According to the 1996 census, Maori population is well over 500,000, which is about fifteen percent of the population in New Zealand. Of this number, more than ninety-five percent live on the North Island.

Maori oral history has maintained that they arrived from the Polynesian Islands around one thousand years ago in ancestral voyaging canoes. The Maori traditions speak of seven great canoes that brought them from their homeland called Hawaiki. Maori migrations have been dated between 1200 and 1400, but dispute has been raised as to whether the move was planned or an accidental discovery.

In most communities, people hunted, plowed, weeded, wove, and cooked. Pastimes include artistry, poetry: written and oral, tattooing, and carving: wood, bone and stone.

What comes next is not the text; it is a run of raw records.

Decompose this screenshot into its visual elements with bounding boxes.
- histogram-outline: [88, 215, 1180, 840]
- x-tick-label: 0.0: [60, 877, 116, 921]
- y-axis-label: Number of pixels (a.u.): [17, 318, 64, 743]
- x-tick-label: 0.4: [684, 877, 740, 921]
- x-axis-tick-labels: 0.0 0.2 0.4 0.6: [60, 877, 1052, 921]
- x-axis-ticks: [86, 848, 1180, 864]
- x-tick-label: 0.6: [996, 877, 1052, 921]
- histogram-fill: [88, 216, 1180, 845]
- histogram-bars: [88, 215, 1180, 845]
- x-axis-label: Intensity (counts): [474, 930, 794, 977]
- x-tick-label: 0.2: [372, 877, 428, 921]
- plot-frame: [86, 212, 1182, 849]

There are many people who have written ethnographies about the Maori. One book is called The Maori War Canoe, by Jeff Evans. It is about the history of these craft, how they were traditionally built, and what the various parts of the canoe signify. One of the key lines from the book is, "A Maori war canoe being paddled at full speed makes an awesome sight." Some other significant ethnographies include authors like: Cleve Barlow, Charles Higham, Ihimaera Witi, and Andrew Sharp.

The population of the Maori suffered soon after introduction to the English. They had succumbed to the evils of alcohol along with the introduction of the musket.